• Tuesday, July 23, 2024
businessday logo


Renewable off-grid solutions solve electricity, employment problems in Nigeria, Kenya


Access to energy represents one of Nigeria’s and many other African countries greatest obstacle to social and economic development; this has also affected job creation. Renewable off-grid solutions are changing this.

Few indicators are sufficient to draw a picture of a continent where the energy sector is dramatically underdeveloped, at a time when growing populations and prospects of economic growth would require more energy.

However, the rise of decentralised renewable energy as a solution to electrification rates across Africa—the slowest growing globally—is also bringing with it a solution to high unemployment.

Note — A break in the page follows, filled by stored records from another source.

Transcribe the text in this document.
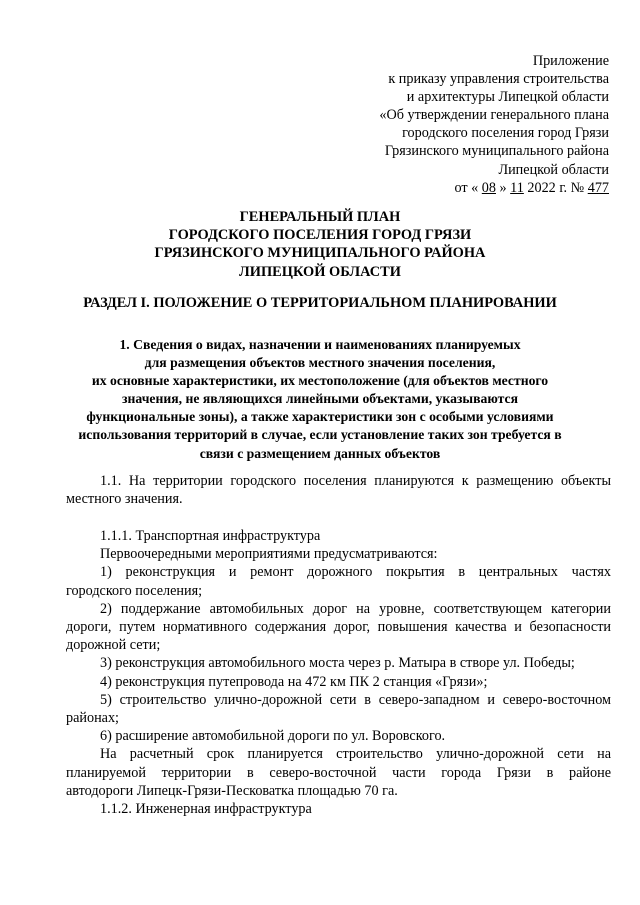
Приложение
к приказу управления строительства
и архитектуры Липецкой области
«Об утверждении генерального плана
городского поселения город Грязи
Грязинского муниципального района
Липецкой области
от « 08 » 11 2022 г. № 477
ГЕНЕРАЛЬНЫЙ ПЛАН
ГОРОДСКОГО ПОСЕЛЕНИЯ ГОРОД ГРЯЗИ
ГРЯЗИНСКОГО МУНИЦИПАЛЬНОГО РАЙОНА
ЛИПЕЦКОЙ ОБЛАСТИ
РАЗДЕЛ I. ПОЛОЖЕНИЕ О ТЕРРИТОРИАЛЬНОМ ПЛАНИРОВАНИИ
1. Сведения о видах, назначении и наименованиях планируемых
для размещения объектов местного значения поселения,
их основные характеристики, их местоположение (для объектов местного
значения, не являющихся линейными объектами, указываются
функциональные зоны), а также характеристики зон с особыми условиями
использования территорий в случае, если установление таких зон требуется в
связи с размещением данных объектов
1.1. На территории городского поселения планируются к размещению объекты
местного значения.
1.1.1. Транспортная инфраструктура
Первоочередными мероприятиями предусматриваются:
1) реконструкция и ремонт дорожного покрытия в центральных частях
городского поселения;
2) поддержание автомобильных дорог на уровне, соответствующем категории
дороги, путем нормативного содержания дорог, повышения качества и безопасности
дорожной сети;
3) реконструкция автомобильного моста через р. Матыра в створе ул. Победы;
4) реконструкция путепровода на 472 км ПК 2 станция «Грязи»;
5) строительство улично-дорожной сети в северо-западном и северо-восточном
районах;
6) расширение автомобильной дороги по ул. Воровского.
На расчетный срок планируется строительство улично-дорожной сети на
планируемой территории в северо-восточной части города Грязи в районе
автодороги Липецк-Грязи-Песковатка площадью 70 га.
1.1.2. Инженерная инфраструктура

As startups in the space continue to prove the viability of their services as alternatives to traditional power grids, they are starting to create direct jobs at a scale that is already comparable to local utilities.

According to a job census by Power for All, in Nigeria and Kenya the impact of renewable energy jobs are significant and still growing. Renewable energy companies in Kenya account for 10,000 jobs, only 1,000 fewer than the national utility, while in Nigeria the sector employs 4,000 in formal jobs compared to 10,000 employed across the country’s traditional energy sectors.

The mini-grid renewable the sector also relies heavily on informal work, employing twice as many people in the informal sector – 15,000 in Kenya, and 9,000 in Nigeria. “In terms of monthly earnings, the survey data does not provide a full picture of an informal worker’s total monthly income across various income streams,” the report stated.

With the growth in market adoption and investment-fueled expansion is expected to continue to grow, so will the sector’s job creation impact: renewable energy jobs are projected to grow by 70 percent in Kenya and over 100 percent in Nigeria over the next four years. The impact is also much wider once you factor in both informal jobs in the sector as well as jobs created thanks to improved electricity supply and access.

Decentralised renewable energy is also creating jobs in other parts of the world. In densely populated countries like China, Brazil, United States, and India the rise of decentralised renewable energy as a solution to electrification problem is also bringing with it a solution to high unemployment.

According to a 2019 report by International Renewable Energy Agency (IRENA) China remains the clear leader in renewable energy employment as 39 percent of renewable energy jobs around the world are in china  with a total of 4.1 million jobs created in the first quarter of 2019. China’s 2018 wind employment is estimated at 510 000 jobs, roughly the level of the previous year while solar Photovoltaic (PV) generated 2.2 million jobs.

In Brazil, the biofuels sector remains the most important renewable energy employer generating over 832,000 jobs. IRENA’s employment factor calculations suggest that Brazil presently has close to 15,600 jobs in solar PV, mostly in construction and installation while wind energy has generated 34,000 jobs.

In the United States, the liquid biofuels, solar, and wind industries are the largest employers in the renewable energy field. IRENA’s 2019 report reveals biofuels has generated 311,000 jobs while solar and wind energy has generated 242,000 and 114,000 jobs respectively.

Globally, IRENA said renewable energy sector employed 11 million people in 2018 compared with 10.3 million in 2017 although employment remains concentrated in a handful of countries, with China, Brazil, the United States, India and members of the European Union in the lead while Asian countries’ share remained at 60percent of the global total.

“Several factors including national deployment and industrial policies, changes in the geographic footprint of supply chains and in trade patterns, and industry consolidation trends — shape how and where jobs are created,” IRENA’s 2019 report noted.


IRENA’s report noted that increasingly diverse geographic footprint of energy-generation capacities and, to a lesser degree, assembly and manufacturing plants has created jobs in a rising number of countries.

Also, IRENA’s report acknowledged that rising off-grid solar sales are translating into growing numbers of jobs in the context of expanding energy access and spurring economic activities in previously isolated communities.